I used it for a workbench and eventually parked a drill press on it, and then when I picked up an old Craftsman jointer on a rickety wooden stand, I hatched a plan to convert the desk into to a multi-tool work station, by dropping the top at one end 6" (eliminating the shallow drawer) and then pulling the file drawer under that and mounting the motor in the cavity.

When I cross cut the top, my heart sank…... it was a solid walnut desk :^(

I was depressed for a month.


----------



## RussellAP (Feb 21, 2012)

Oh God.


----------



## gfadvm (Jan 13, 2011)

Wormil, I used MW dark walnut and it darkened the heartwood but barely darkened the sapwood .


----------



## wormil (Nov 19, 2011)

@gfadvm, I had no trouble using an oil based stain, turned a sickly yellow sapwood into a nice chocolate brown, forget which brand but it wasn't MW.


----------



## Henry6 (Nov 6, 2012)

Walnut is such a great looking surface to begin with.

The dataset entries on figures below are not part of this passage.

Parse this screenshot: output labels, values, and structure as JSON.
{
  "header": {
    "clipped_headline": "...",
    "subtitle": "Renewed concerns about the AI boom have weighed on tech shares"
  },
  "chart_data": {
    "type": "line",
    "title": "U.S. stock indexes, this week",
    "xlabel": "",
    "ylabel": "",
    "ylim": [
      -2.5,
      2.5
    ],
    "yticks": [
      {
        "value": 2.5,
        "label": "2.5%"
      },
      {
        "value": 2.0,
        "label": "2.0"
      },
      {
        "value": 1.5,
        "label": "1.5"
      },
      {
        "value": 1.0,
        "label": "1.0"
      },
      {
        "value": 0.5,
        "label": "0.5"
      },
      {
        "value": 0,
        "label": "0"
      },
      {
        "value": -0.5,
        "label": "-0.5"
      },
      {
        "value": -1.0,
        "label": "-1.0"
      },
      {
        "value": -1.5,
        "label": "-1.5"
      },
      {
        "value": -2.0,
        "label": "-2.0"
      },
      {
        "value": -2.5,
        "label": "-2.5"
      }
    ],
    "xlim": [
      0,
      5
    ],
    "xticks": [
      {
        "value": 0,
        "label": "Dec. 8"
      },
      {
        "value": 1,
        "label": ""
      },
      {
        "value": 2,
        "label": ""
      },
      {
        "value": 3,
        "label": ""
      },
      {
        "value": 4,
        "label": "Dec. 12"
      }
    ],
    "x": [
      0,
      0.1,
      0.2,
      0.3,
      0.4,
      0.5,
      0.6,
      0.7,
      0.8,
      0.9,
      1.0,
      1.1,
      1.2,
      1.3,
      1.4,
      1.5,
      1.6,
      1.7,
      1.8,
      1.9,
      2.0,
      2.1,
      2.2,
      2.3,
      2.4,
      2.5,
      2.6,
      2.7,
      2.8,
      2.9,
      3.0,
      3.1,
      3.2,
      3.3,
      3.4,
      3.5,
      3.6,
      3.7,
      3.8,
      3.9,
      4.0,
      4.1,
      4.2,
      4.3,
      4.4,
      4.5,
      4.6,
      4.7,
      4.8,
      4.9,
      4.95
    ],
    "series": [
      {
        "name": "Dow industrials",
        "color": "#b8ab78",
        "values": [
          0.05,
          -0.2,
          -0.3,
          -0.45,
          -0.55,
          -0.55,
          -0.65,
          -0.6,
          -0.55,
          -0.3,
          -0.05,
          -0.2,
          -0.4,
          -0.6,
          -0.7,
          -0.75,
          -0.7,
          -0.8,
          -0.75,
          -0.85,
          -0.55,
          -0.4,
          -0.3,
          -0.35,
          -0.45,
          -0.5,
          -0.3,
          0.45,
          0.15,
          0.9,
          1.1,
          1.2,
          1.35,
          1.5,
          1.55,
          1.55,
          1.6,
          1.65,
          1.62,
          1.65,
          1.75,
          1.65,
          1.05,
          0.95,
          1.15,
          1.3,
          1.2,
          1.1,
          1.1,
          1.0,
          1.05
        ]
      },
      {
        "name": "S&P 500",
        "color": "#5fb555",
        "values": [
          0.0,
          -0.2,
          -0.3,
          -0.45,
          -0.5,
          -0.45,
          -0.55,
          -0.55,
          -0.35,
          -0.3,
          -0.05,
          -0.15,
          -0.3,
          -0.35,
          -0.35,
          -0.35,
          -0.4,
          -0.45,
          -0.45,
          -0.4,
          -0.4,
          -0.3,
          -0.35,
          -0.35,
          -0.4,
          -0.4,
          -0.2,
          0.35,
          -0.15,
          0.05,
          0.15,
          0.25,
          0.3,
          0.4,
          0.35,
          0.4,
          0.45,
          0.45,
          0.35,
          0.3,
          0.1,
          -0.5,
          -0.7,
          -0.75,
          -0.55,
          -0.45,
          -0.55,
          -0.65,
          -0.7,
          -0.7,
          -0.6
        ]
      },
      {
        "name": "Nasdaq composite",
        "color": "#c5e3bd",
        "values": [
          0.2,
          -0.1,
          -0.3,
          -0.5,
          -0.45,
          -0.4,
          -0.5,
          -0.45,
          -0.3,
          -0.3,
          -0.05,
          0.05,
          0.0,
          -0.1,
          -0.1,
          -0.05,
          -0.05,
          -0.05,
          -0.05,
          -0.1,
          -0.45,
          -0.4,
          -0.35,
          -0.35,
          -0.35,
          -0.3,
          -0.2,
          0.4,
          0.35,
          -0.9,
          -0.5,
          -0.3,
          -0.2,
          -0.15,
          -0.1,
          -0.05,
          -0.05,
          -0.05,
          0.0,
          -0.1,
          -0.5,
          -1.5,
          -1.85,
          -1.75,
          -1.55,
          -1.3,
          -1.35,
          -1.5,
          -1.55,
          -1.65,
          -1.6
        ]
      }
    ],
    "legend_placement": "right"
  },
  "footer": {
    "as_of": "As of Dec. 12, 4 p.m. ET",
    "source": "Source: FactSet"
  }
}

A clear stain would be a good option to protect the wood without damaging it in the future. Make sure that the stain you choose is compatible with the surface though, so when you are purchasing the finish or stain ask the specialist which is best for your surface. You may want to check out a product from Storm System they have great finishes for wood surfaces indoor and outdoor.


----------



## MashMaster (Feb 12, 2011)

Holy cow, that chair is fantastic. I'm going to go through out all my tools now. I'm not worthy.

I'm currently working on my first Walnut project (country kitchen table). What finish would you suggest for that? Something water repellant


----------